This notice takes effect on
April 14, 2003 and remains in effect until we replace it.
Lincolnwood Acupuncture & Chiropractic
Center, P.C. (LACC) is committed to maintaining the privacy
of your protected health information (PHI), which includes
information about your health condition and the care and treatment
you receive from this office. The creation of a record detailing
the care and services you receive helps this office to provide
you with quality care. This notice also details your rights
regarding your PHI.
USES AND DISCLOSES OF YOUR
MEDICAL INFORMATION
The following section describes
different ways that LACC may use and disclose medical information.
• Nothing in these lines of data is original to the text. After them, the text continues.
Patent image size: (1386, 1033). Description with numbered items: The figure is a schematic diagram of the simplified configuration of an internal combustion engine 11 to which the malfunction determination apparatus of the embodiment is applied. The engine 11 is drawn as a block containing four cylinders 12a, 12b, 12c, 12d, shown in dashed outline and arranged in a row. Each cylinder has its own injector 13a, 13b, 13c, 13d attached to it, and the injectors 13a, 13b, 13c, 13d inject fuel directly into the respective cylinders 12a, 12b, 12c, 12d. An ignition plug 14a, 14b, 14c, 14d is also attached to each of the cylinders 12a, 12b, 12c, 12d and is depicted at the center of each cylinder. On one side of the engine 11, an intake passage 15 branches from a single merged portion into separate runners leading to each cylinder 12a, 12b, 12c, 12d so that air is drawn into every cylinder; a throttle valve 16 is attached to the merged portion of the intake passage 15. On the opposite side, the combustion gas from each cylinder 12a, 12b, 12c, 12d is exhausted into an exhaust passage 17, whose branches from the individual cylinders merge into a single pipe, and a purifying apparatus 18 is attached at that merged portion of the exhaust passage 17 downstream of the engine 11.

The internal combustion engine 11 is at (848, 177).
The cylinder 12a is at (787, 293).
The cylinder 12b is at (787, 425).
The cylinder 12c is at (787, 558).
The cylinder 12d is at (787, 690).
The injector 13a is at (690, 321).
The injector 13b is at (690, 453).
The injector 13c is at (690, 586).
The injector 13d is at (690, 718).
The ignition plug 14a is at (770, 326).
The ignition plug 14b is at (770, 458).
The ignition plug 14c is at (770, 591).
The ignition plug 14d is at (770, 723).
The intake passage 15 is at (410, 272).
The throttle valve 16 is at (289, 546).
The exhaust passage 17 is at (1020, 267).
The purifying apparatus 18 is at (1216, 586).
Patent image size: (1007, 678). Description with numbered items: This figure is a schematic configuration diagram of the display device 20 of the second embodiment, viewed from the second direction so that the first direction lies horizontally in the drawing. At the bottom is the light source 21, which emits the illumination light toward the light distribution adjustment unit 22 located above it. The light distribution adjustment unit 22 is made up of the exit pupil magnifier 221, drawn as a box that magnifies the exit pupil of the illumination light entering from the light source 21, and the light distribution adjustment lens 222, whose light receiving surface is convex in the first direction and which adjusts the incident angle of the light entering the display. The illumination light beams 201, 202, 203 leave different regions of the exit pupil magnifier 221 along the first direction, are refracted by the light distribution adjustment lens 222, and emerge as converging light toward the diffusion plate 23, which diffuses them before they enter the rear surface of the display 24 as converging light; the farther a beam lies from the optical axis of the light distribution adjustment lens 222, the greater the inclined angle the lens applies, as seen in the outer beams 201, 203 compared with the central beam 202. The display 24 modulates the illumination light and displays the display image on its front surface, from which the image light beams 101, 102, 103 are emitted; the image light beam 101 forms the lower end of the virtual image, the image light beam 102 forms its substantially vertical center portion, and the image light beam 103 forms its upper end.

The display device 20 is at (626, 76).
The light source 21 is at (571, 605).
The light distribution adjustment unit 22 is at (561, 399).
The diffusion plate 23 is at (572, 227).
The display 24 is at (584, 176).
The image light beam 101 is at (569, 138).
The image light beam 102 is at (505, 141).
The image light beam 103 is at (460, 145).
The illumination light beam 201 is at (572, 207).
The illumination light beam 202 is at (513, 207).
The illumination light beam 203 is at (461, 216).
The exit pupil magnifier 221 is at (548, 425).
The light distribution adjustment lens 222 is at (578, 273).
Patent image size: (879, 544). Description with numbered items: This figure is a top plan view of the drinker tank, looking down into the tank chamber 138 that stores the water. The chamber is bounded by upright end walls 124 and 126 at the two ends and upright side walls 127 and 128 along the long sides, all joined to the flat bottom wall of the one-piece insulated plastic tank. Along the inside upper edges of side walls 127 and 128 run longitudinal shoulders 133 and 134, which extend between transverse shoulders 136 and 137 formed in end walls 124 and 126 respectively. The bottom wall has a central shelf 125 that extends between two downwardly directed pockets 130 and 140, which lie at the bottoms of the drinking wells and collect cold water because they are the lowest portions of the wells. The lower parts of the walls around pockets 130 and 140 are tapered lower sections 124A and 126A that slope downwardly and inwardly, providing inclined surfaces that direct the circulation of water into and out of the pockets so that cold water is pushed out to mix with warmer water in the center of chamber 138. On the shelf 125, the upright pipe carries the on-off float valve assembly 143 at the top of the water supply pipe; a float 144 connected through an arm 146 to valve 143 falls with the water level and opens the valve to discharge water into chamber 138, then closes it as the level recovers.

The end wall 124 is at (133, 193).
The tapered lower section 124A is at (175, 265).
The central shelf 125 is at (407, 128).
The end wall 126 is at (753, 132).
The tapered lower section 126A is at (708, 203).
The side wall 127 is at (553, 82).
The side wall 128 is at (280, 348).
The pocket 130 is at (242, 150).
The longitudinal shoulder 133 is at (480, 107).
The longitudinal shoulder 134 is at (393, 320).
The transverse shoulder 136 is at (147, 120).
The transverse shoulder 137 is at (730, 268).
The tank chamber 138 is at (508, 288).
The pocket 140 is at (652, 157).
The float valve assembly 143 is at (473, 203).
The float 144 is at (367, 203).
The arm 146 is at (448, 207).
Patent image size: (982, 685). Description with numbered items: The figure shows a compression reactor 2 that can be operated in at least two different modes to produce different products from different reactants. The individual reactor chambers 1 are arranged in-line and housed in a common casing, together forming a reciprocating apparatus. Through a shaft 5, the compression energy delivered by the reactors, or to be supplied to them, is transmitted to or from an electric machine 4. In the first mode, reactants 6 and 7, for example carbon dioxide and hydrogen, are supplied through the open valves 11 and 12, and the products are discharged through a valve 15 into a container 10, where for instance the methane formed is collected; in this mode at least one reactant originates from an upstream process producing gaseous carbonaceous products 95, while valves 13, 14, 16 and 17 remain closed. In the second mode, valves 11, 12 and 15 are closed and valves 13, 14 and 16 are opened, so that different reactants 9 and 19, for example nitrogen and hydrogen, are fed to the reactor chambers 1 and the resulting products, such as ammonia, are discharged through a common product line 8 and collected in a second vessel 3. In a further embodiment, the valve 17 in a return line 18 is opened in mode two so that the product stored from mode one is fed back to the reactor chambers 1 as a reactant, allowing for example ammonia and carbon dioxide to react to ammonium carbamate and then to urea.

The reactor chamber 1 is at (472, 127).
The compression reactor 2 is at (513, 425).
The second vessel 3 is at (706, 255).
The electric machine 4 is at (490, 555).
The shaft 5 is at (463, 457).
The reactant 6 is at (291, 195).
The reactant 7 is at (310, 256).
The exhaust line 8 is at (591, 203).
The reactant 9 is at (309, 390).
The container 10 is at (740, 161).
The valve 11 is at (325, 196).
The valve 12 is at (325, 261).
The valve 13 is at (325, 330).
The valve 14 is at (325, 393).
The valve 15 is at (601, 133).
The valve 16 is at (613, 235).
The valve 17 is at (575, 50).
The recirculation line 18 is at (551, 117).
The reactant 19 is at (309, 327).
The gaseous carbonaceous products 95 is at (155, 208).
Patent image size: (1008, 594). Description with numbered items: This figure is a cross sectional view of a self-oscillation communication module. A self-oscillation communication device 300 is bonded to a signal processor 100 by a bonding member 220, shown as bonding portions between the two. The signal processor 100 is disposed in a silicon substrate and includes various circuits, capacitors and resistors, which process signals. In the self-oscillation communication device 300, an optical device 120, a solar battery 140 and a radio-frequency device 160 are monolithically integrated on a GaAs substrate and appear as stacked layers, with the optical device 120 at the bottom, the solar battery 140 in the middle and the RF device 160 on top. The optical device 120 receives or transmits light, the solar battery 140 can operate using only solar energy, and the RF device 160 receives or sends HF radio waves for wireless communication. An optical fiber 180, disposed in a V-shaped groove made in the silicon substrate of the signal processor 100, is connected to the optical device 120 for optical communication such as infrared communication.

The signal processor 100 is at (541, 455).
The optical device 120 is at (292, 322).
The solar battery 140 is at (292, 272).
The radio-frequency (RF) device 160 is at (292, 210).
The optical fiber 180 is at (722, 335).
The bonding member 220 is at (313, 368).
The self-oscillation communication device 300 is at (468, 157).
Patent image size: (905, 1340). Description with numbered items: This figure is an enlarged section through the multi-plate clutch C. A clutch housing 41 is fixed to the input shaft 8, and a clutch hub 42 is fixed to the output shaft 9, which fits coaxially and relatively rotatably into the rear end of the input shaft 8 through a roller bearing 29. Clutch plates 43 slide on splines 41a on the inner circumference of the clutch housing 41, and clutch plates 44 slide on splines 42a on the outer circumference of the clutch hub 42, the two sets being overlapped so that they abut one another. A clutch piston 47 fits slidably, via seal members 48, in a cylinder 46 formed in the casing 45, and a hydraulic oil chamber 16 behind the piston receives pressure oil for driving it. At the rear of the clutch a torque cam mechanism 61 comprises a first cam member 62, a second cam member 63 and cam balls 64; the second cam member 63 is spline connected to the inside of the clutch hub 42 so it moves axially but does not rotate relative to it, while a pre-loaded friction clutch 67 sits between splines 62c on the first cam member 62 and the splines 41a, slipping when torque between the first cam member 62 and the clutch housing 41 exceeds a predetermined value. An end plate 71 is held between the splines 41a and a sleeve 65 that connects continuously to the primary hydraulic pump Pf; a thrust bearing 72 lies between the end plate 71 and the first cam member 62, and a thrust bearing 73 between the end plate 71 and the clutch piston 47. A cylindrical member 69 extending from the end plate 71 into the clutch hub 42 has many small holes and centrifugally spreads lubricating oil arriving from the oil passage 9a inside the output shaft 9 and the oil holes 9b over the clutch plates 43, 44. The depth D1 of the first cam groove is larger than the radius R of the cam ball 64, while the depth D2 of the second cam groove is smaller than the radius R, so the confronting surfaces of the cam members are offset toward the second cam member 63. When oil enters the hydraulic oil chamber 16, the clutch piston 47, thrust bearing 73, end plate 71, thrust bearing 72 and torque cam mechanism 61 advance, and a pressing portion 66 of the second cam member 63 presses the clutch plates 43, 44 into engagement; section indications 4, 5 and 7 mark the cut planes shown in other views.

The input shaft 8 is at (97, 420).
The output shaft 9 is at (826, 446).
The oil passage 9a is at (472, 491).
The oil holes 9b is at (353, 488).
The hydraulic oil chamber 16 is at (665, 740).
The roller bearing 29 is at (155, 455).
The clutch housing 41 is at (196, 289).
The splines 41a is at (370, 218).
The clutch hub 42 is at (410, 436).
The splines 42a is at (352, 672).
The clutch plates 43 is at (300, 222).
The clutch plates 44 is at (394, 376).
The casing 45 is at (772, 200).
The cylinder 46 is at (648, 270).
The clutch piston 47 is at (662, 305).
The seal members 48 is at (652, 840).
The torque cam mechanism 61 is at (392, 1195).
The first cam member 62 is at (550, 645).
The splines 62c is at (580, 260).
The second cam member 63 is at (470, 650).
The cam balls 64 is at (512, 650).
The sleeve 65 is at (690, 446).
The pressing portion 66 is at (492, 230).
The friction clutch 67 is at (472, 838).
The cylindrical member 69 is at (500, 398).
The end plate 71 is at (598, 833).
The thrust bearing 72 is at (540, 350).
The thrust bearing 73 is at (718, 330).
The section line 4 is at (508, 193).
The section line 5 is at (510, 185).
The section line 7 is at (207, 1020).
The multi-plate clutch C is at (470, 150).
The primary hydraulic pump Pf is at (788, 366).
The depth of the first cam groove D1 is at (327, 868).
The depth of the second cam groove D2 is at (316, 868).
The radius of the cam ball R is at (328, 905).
We will not use or disclose your medical information for any
purpose not listed below, without your written authorization.
Any written authorization may be revoked at any time by writing
to us.
- Treatment- In order to provide you with the health care
you need, LACC may provide your PHI to those health care
professionals, whether on our staff or not, directly involved
in your care so that they may understand your health condition
and needs. For example, a physician treating you for lower
back pain may need to know the results of your latest examination
findings by this office.
- Payment- In order to get paid for services provided to
you, LACC may provide your PHI, directly or through a billing
service, to appropriate third payers, pursuant to their
billing and payment requirements. For example, LACC may
need to provide the Medicare program with information about
health care services that you may receive from this office
so that we can be properly reimbursed. LACC may also need
to tell your insurance plan about treatment you are going
to receive so that it can determine whether or not it will
cover the treatment expense.
- Health Care Operations- In order for LACC to operate
in accordance with applicable law and insurance requirements
and in order for us to continue to provide quality and efficient
care, it may be necessary for LACC to compile, use and/or
disclose your PHI. For example, LACC may use your PHI in
order to evaluate the performance of our personnel in providing
care to you.
ADDITIONAL USES AND DISCLOSURES
In addition to using and disclosing
your medical information for treatment, payment, and health
care operation, LACC is also permitted or required under federal
law to use or disclose your PHI without your consent or authorization
in these following instances.
- We are permitted to use or disclose your PHI if we are
providing heath care services to you based on the orders
of another health care provider.
- We are permitted to use or disclose your PHI if we provide
health services to you as an inmate.
- We are permitted to use or disclose you PHI if we provide
healthcare services to you in an emergency.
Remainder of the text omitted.